I`m to the point where I`m making so much soap that I need to buy my lye in bulk.The local hardware store only sells it in 16 oz bottles.And they charge almost $8.00 per bottle!

I`ve looked at a few places online and they advertise "Food Grade" lye.

Or they advertise "Tech Grade"

The lye I`ve been using says neither but it does say 100% Sodium Hydroxide,Drain Cleaner (i always hate that part)

So what is the difference?They all claim to be 100% sodium hydroxide.


----------



## MullersLaneFarm

I buy bulk from Boyer They are located close to Chicago. Shipping shouldn't be too bad to NE TN


----------



## Barn Yarns

You are a lucky person to be able to buy lye in the store! been off our shelves here for more than 6 years. I did an internet search and did find a couple local places to me that I can get lye. both are 4 hrs away, but at least I know I can get some in a few days if i need it. 
I remember reading a couple years back that there was a product on the shelves at Home Depot or Lowe's (maybe both???) that the package said that it was 100% lye, but when looking at the MSDS sheet in the store, it turned out that it wasn't, so couldnt be used for soap or candles =(


----------



## 4nTN

Thanks for the replies....


I checked out the Boyer site....now I can add another "lye" to the confusion.

"High Test" Lye!!


How would I know if that is okay to make soap?

The website claims "High Test" lye for soapers.

I guess it`s a good thing they all provide consumers with phone #`s.

It would be nice if they were all very specific right on the website.....grrrrr!


----------



## 4nTN

Barn Yarns...I guess you could say I`m lucky.

But considering the source you`d probably think otherwise.
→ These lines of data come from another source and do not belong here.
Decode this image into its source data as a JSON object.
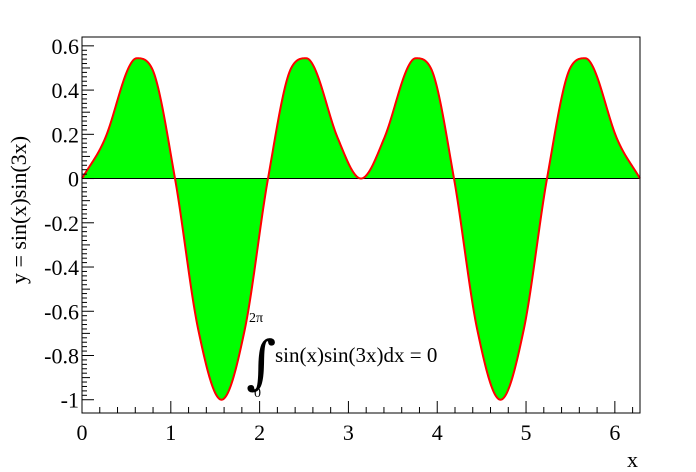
{
  "chart_data": {
    "type": "area",
    "function": "sin(x)sin(3x)",
    "xlabel": "x",
    "ylabel": "y = sin(x)sin(3x)",
    "xlim": [
      0,
      6.2832
    ],
    "ylim": [
      -1.06,
      0.64
    ],
    "x_ticks": [
      "0",
      "1",
      "2",
      "3",
      "4",
      "5",
      "6"
    ],
    "y_ticks": [
      "0.6",
      "0.4",
      "0.2",
      "0",
      "-0.2",
      "-0.4",
      "-0.6",
      "-0.8",
      "-1"
    ],
    "x": [
      0,
      0.2618,
      0.5236,
      0.6155,
      0.7854,
      1.0472,
      1.309,
      1.5708,
      1.8326,
      2.0944,
      2.3562,
      2.5261,
      2.618,
      2.8798,
      3.1416,
      3.4034,
      3.6652,
      3.7571,
      3.927,
      4.1888,
      4.4506,
      4.7124,
      4.9742,
      5.236,
      5.4978,
      5.6677,
      5.7596,
      6.0214,
      6.2832
    ],
    "y": [
      0,
      0.183,
      0.5,
      0.544,
      0.5,
      0,
      -0.683,
      -1,
      -0.683,
      0,
      0.5,
      0.544,
      0.5,
      0.183,
      0,
      0.183,
      0.5,
      0.544,
      0.5,
      0,
      -0.683,
      -1,
      -0.683,
      0,
      0.5,
      0.544,
      0.5,
      0.183,
      0
    ],
    "fill_positive": "#00ff00",
    "fill_negative": "#ffff00",
    "line_color": "#ff0000",
    "annotation": {
      "upper_limit": "2π",
      "lower_limit": "0",
      "integral_sign": "∫",
      "text": "sin(x)sin(3x)dx = 0"
    }
  }
}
What I mean is that...the hardware store where I buy my lye is rather sketchy.

I`m betting there is only me and another woman who buy it to make soap.(This is a very small community)

The other being sold is going for whatever purpose that got it taken off the shelf in the first place.We have a lot of that here in Appalachia.

The kid at the register told me he sells a lot,and I know it`s not all clogged drains!

The price has gone up $2.00 in two years!


----------



## barefootboy

Please check out my alternate lye creation thread. It does work as I have tested it. The lye solution created is somewhere near 50% in concentration and is 13 on the pH scale. it can be made for pennies and there is NO legal hassle.


----------



## MullersLaneFarm

I've used Boyer "Red Crown High Test" Lye exclusively for making soap for the past 8 years ... since Red Devil quit making it. Boyer is a chemical company and they make the lye there. When I call in my order, they always make sure I get the freshest lye. If they have a new batch scheduled to be made, they will let me know and ask if I want to wait to have that shipped.

After they fill your order, they will send you out a letter to complete stating that you are using the lye for soap making.


----------